Saturday, October 28, 2023

Q&A with P.J. McIlvaine




P.J. McIlvaine is the author of the new novel A Good Man. Her other books include the new young adult novel The Curious Conundrum of Charlemagne Crosse. Also a screenwriter, editor, and journalist, she lives on Long Island.


Q: What inspired you to write A Good Man, and how did you create your character Brooks?


A: In the summer of 2021, I’d just finished a middle-grade novel. I was torn on what I should work on next. In addition to having multiple projects in various stages, I also have a huge idea file.


Two ideas from this file kept tugging at me: the first idea was a middle grade about two brothers on summer vacation who invent a “monster in the dunes” to keep their parents from getting a divorce. The second idea was an adult thriller about a bad boy novelist who can’t forget the worst night of his life.


Rather than write two separate novels, I decided to mesh the two together. I wasn’t sure it was going to work, but two months and 94,000 words later, it did.


As for Brooks, my troubled writer, the inspiration was my late brother Michael. Michael had so much talent, but he had his demons and turned to drugs.
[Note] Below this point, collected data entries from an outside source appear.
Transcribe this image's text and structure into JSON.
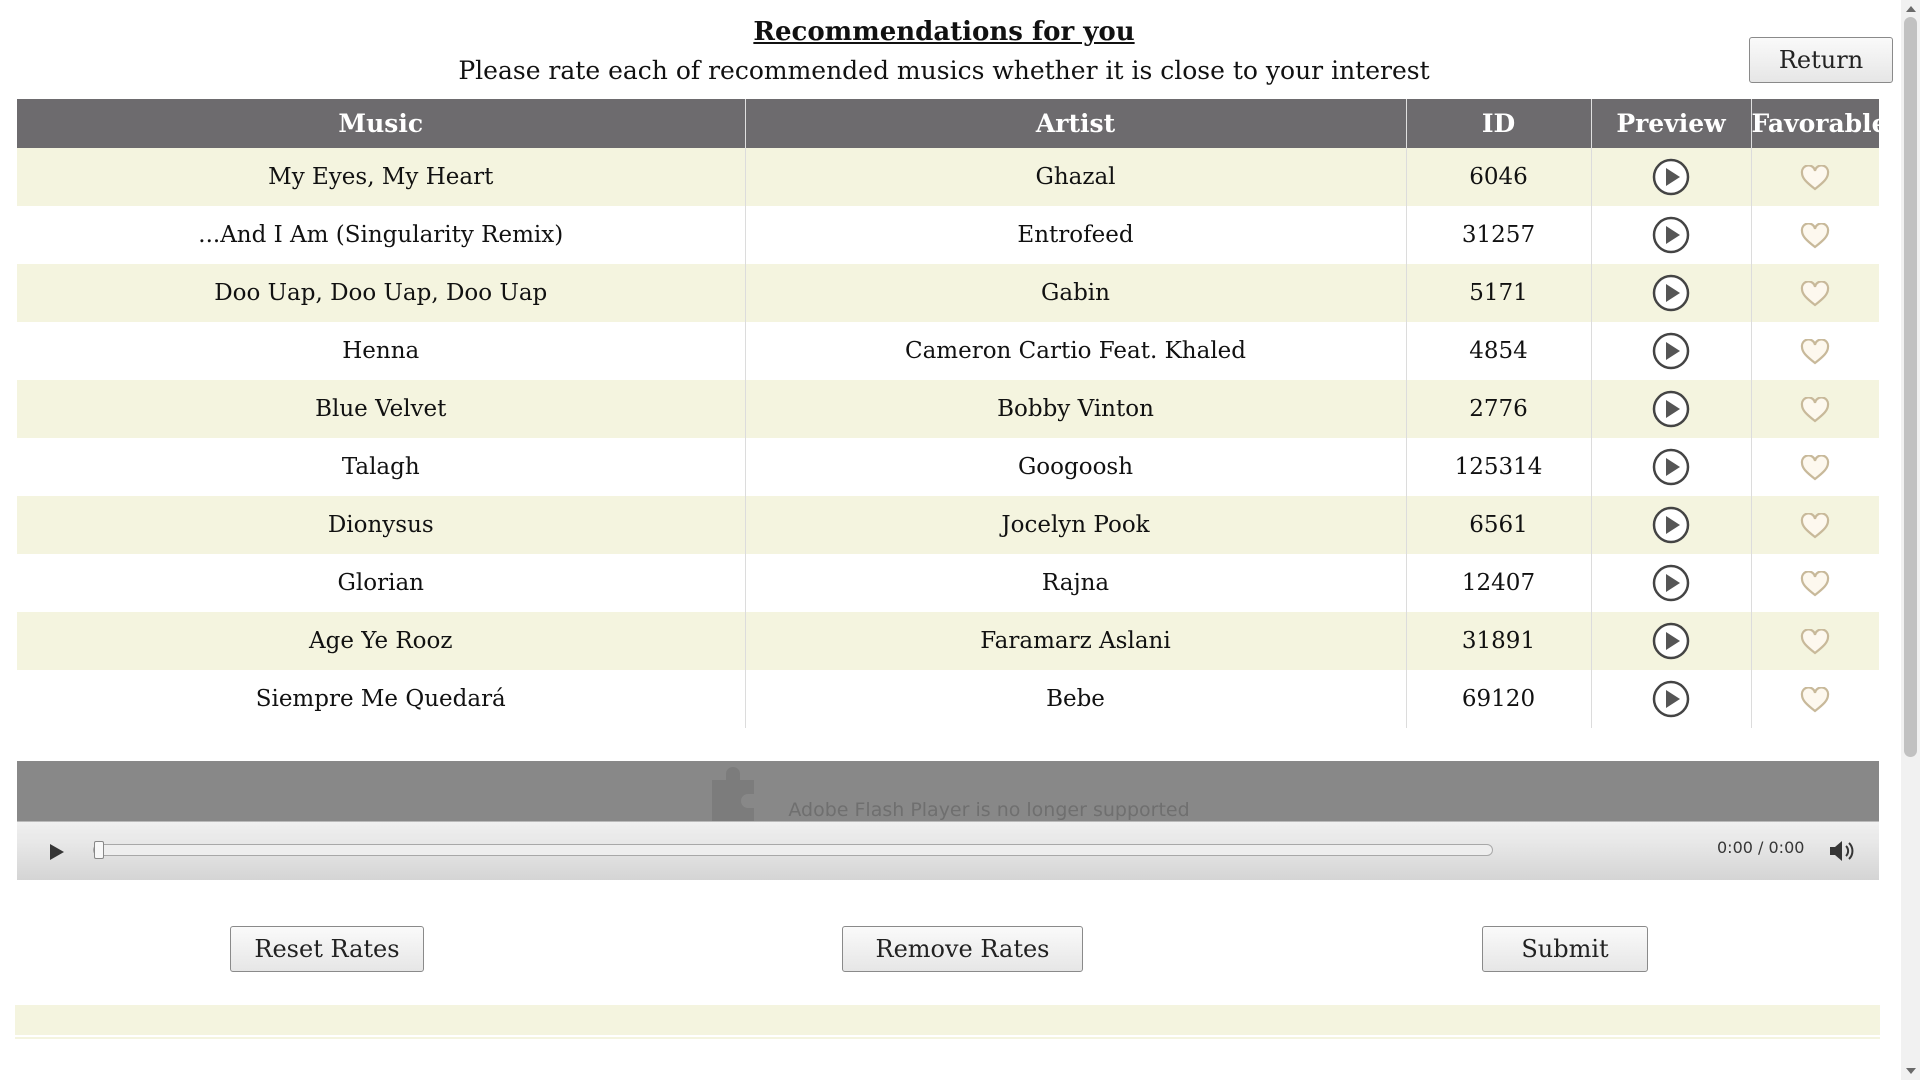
{
  "header": {
    "title": "Recommendations for you",
    "subtitle": "Please rate each of recommended musics whether it is close to your interest",
    "return_label": "Return"
  },
  "table": {
    "columns": [
      "Music",
      "Artist",
      "ID",
      "Preview",
      "Favorable"
    ],
    "rows": [
      {
        "music": "My Eyes, My Heart",
        "artist": "Ghazal",
        "id": "6046"
      },
      {
        "music": "...And I Am (Singularity Remix)",
        "artist": "Entrofeed",
        "id": "31257"
      },
      {
        "music": "Doo Uap, Doo Uap, Doo Uap",
        "artist": "Gabin",
        "id": "5171"
      },
      {
        "music": "Henna",
        "artist": "Cameron Cartio Feat. Khaled",
        "id": "4854"
      },
      {
        "music": "Blue Velvet",
        "artist": "Bobby Vinton",
        "id": "2776"
      },
      {
        "music": "Talagh",
        "artist": "Googoosh",
        "id": "125314"
      },
      {
        "music": "Dionysus",
        "artist": "Jocelyn Pook",
        "id": "6561"
      },
      {
        "music": "Glorian",
        "artist": "Rajna",
        "id": "12407"
      },
      {
        "music": "Age Ye Rooz",
        "artist": "Faramarz Aslani",
        "id": "31891"
      },
      {
        "music": "Siempre Me Quedará",
        "artist": "Bebe",
        "id": "69120"
      }
    ],
    "preview_icon": "play-circle-icon",
    "favorable_icon": "heart-outline-icon"
  },
  "player": {
    "flash_message": "Adobe Flash Player is no longer supported",
    "time": "0:00 / 0:00",
    "progress": 0
  },
  "actions": {
    "reset_label": "Reset Rates",
    "remove_label": "Remove Rates",
    "submit_label": "Submit"
  },
  "colors": {
    "header_bg": "#6d6b6e",
    "odd_row_bg": "#f4f4df",
    "heart": "#c8b99a"
  }
}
He was able to overcome his addictions until years later, he relapsed and eventually killed himself.


Although I didn’t realize it as I was writing it, A Good Man was my way of giving Mikey a better ending than the one he had in life. At least, it seems that way to me, in hindsight. 


Q: I’m so sorry about the loss of your brother…


In terms of the novel, how was its title chosen, and what does it signify for you?


For me, the title perfectly captures the dichotomy/relationship between Brooks and his father Bernard. Both believe that they are fundamentally good people and do good things for the right reasons, but as we learn through Brooks’ travails, the definition of what constitutes being a good man isn’t so black and white.


Good vs. evil is two sides of a coin, a constant battle. I really wanted to explore the idea of evil and how far one would go under the guise of “good.” Historically, people have done terrible things using the excuse of being righteous; for example, it’s been estimated that over 50,000 people were executed in European witch hunts.

Q: Without giving anything away, did you know how the story would end before you started writing it, or did you make many changes along the way?


A: I don’t outline. I wrote a brief, one-paragraph summation of the story, and jumped right in. Many scenes and plot points came as I was writing; at times, it felt as though I were writing on autopilot, it just poured out of me. It played in my head like a movie and the characters spoke to me. Overall, it was a pretty organic process. 


As for the ending, I had a very good idea of how it would play out, but when imposter syndrome kicked in and I worried that I was writing above my skill set, I thought of the ending and realized that if I didn’t write it, no one would. That gave me the impetus to keep going.


Q: What do you hope readers take away from the book?


A: This book is very dear and personal to me since it was inspired by my brother, our dysfunctional family, and a magical summer in Southampton when I was a teen. With this novel, I followed my dream and passion and I hope that comes through for readers.


I’ve been told that A Good Man isn’t your average, run-of-the-mill thriller, and I take that as a real compliment. I bled on every page and I challenged myself to go to places I’d never thought I’d go. I’m known for my family fare so A Good Man was a big departure/gamble/leap of faith. I hope it shows. 


Q: What are you working on now?


A: Actually, I’m currently writing A Good Son, the second book in what I hope will be a trilogy. When I finished A Good Man, I knew that I wasn’t done with Brooks and Cassie. I had a kernel of an idea brewing, and over this summer it suddenly crystallized and came into focus. Once that happened, I dove right in. We’ll see if I can pull it off--there I go again, setting the bar even higher.


Q: Anything else we should know?


A: My debut young adult alternate history adventure, The Conundrum of Charlemagne Crosse, just came out in late September. Completely different in style and tone, this novel is set in Victorian London about a teen heiress determined to reunite with her parents who mysteriously vanished in the wake of a solar eclipse. This one had quite the journey, but I’m delighted it’s out in the world now.